Third, maintain a deceptively soft touch and smile with everyone. Follow the same strategy that we followed during the trial; defend our points of view without raising resentments. There will be enough time later to squash all the cockroaches together.
No doubt his critics will see in this proof that he had always planned to install a Soviet style dictatorship in Cuba, all claims to the contrary. I for one find any efforts to discern what Fidel believed and when he believed it to be pointless. The only man who truly knows has proven himself to be highly unreliable witness - we can only judge by what he actually did, and when he did it. It is the portrait of young Fidel as a misogynist that is more interesting to me. His deep anger that his wife, left alone with their young son, while Fidel was in jail, would take a job with the government he so loathed, is a sight to behold.
This is a machination against me: the basest, most cowardly, most indecent, the vilest and intolerable. Mirta is too level-headed to have ever allowed herself to be seduced by her family, agreeing to appear in the Government employee roster, no matter how hard her economic situation. I am sure she has been miserably slandered... Only an effeminate like Hermida at the lowest degree of sexual degeneration would resort to these methods, of such inconceivable indecency and unmanliness.

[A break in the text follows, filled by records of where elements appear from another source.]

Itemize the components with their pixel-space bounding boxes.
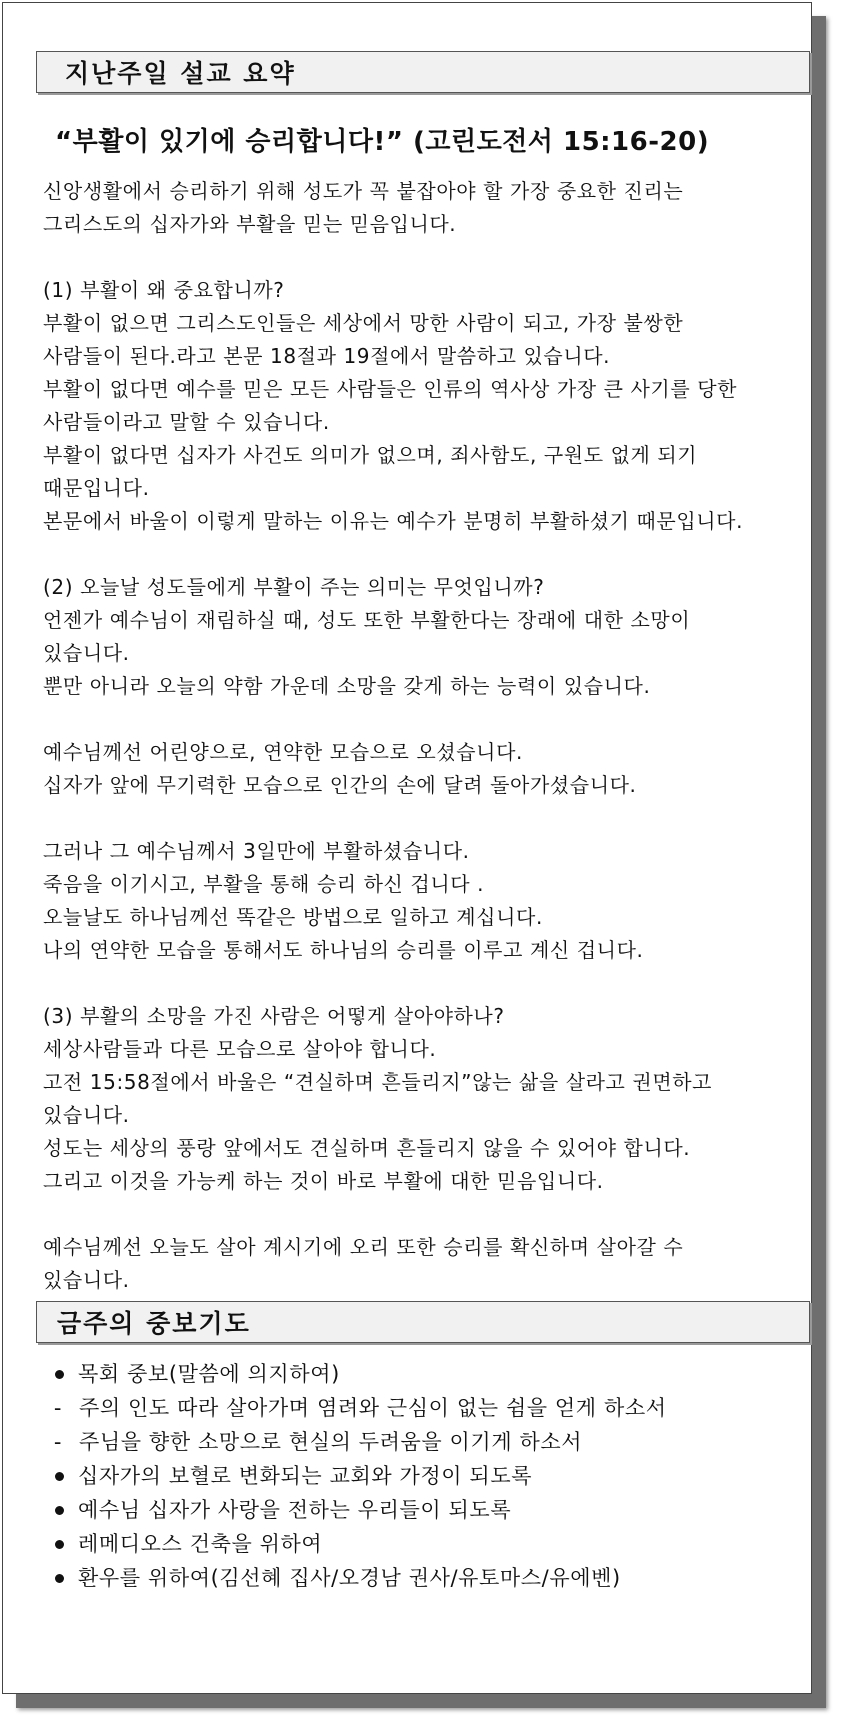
prayer-subitem (49, 1425, 809, 1459)
prayer-item (49, 1493, 809, 1527)
bullet-icon (55, 1370, 64, 1379)
prayer-item (49, 1527, 809, 1561)
intercessory-prayer-header-label: 금주의 중보기도 (57, 1309, 251, 1338)
bulletin-page (2, 2, 812, 1694)
sermon-line (43, 703, 803, 736)
sermon-line: 그리고 이것을 가능케 하는 것이 바로 부활에 대한 믿음입니다. (43, 1169, 604, 1193)
sermon-line: 본문에서 바울이 이렇게 말하는 이유는 예수가 분명히 부활하셨기 때문입니다. (43, 509, 744, 533)
sermon-line: 신앙생활에서 승리하기 위해 성도가 꼭 붙잡아야 할 가장 중요한 진리는 (43, 179, 684, 203)
prayer-list (49, 1357, 809, 1595)
sermon-summary-header (36, 51, 810, 93)
sermon-line: 부활이 없으면 그리스도인들은 세상에서 망한 사람이 되고, 가장 불쌍한 (43, 311, 684, 335)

For Fidel, it was his honor that mattered, not his wife's ability to put food on the table. That Fidel is an extraordinary egoist is hardly a secret, though I suspect this attitude towards his wife had as much to do with traditional machismo as it did with his own personality. His homophobia is also likely a cultural artifact as much as a personal one, and sheds a small amount of light on the Cuban regime's generally hostile attitude towards homosexuals. We should not, of course, assume that the writings of a man at 27 teach us much about that man at 80. The value of these letters for understanding the present is limited, but they will no doubt be dissected thoroughly down in Miami nonetheless.